= Alan Longo =

American mobster

Alan Longo (born April 2, 1950) also known as Baldie is an American mobster and a former caporegime in the Genovese crime family.

==Stock scams==
Longo ran his Brooklyn rackets out of a social club in the Carroll Gardens section of Brooklyn. During the 1990s, Longo's capo Alphonse Malangone began a lucrative stock scams on Wall Street with DeCavalcante crime family capo Philip Abramo. The mobsters earned their crime families millions of dollars. Longo and Abramo were involved in manipulating the initial public offering (IPO) of Mayfair stock.
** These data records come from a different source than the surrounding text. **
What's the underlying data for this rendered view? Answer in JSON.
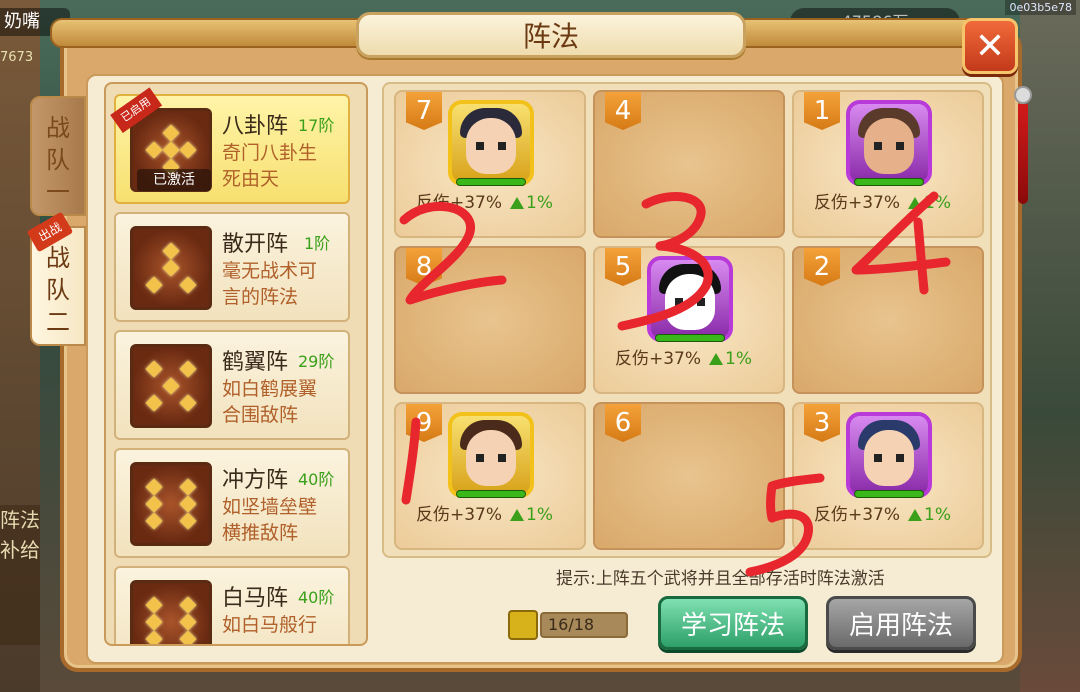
{
  "background": {
    "player_name_fragment": "奶嘴",
    "number_fragment": "7673",
    "coins_fragment": "47586万",
    "session_id": "0e03b5e78"
  },
  "dialog": {
    "title": "阵法",
    "close_label": "✕"
  },
  "team_tabs": [
    {
      "label_line1": "战",
      "label_line2": "队",
      "label_line3": "一"
    },
    {
      "label_line1": "战",
      "label_line2": "队",
      "label_line3": "二",
      "badge": "出战"
    }
  ],
  "left_bottom": {
    "text": "阵法补给"
  },
  "formations": [
    {
      "name": "八卦阵",
      "level": "17阶",
      "desc_line1": "奇门八卦生",
      "desc_line2": "死由天",
      "stamp": "已激活",
      "ribbon": "已启用"
    },
    {
      "name": "散开阵",
      "level": "1阶",
      "desc_line1": "毫无战术可",
      "desc_line2": "言的阵法"
    },
    {
      "name": "鹤翼阵",
      "level": "29阶",
      "desc_line1": "如白鹤展翼",
      "desc_line2": "合围敌阵"
    },
    {
      "name": "冲方阵",
      "level": "40阶",
      "desc_line1": "如坚墙垒壁",
      "desc_line2": "横推敌阵"
    },
    {
      "name": "白马阵",
      "level": "40阶",
      "desc_line1": "如白马般行",
      "desc_line2": ""
    }
  ],
  "grid": [
    {
      "num": "7",
      "hero": true,
      "stat": "反伤+37%",
      "bonus": "1%"
    },
    {
      "num": "4",
      "hero": false
    },
    {
      "num": "1",
      "hero": true,
      "stat": "反伤+37%",
      "bonus": "1%"
    },
    {
      "num": "8",
      "hero": false
    },
    {
      "num": "5",
      "hero": true,
      "stat": "反伤+37%",
      "bonus": "1%"
    },
    {
      "num": "2",
      "hero": false
    },
    {
      "num": "9",
      "hero": true,
      "stat": "反伤+37%",
      "bonus": "1%"
    },
    {
      "num": "6",
      "hero": false
    },
    {
      "num": "3",
      "hero": true,
      "stat": "反伤+37%",
      "bonus": "1%"
    }
  ],
  "hint": "提示:上阵五个武将并且全部存活时阵法激活",
  "book_count": "16/18",
  "buttons": {
    "learn": "学习阵法",
    "use": "启用阵法"
  },
  "annotations": [
    "2",
    "3",
    "4",
    "1",
    "5"
  ],
  "colors": {
    "annotation_red": "#e8262e",
    "level_green": "#3aa01a",
    "desc_brown": "#b0602a"
  }
}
Investigators alleged that Longo and Abramo came to dominate and control Bahamian companies involved in financing such IPOs and similar transactions.

==Acting capo==
On April 25, 2001, Longo and Colombo crime family acting boss Alphonse Persico were indicted on racketeering charges, including charges of pump-and-dump scams and loansharking. Prosecutors gathered much of their evidence through the undercover work of mob informant Michael D'Urso. D'Urso wore a wire during a four-hour sitdown meeting with Longo at a cafe concerning Longo's influence at the Fulton Fish Market. Longo also indicated that he planned on meeting with Persico upon his release from prison regarding money owed to the Genovese family by the Colombos for crimes committed at the Market.

During one taped conversation, Longo made the following observation about the Genovese Family: "Don't let anyone tell you we're dead," Longo said. "We're not. Because Vito Genovese ain't here no more, Vincent Gigante is. We're here."

Longo was convicted and sentenced to 11 years in federal prison. Longo was released from Federal Correctional Institution, Williamsburg (FCI Williamsburg) in Salters, South Carolina on November 24, 2010. As of 2025, Longo has remained largely out of the public spotlight, with no known involvement in organized crime since his release from prison.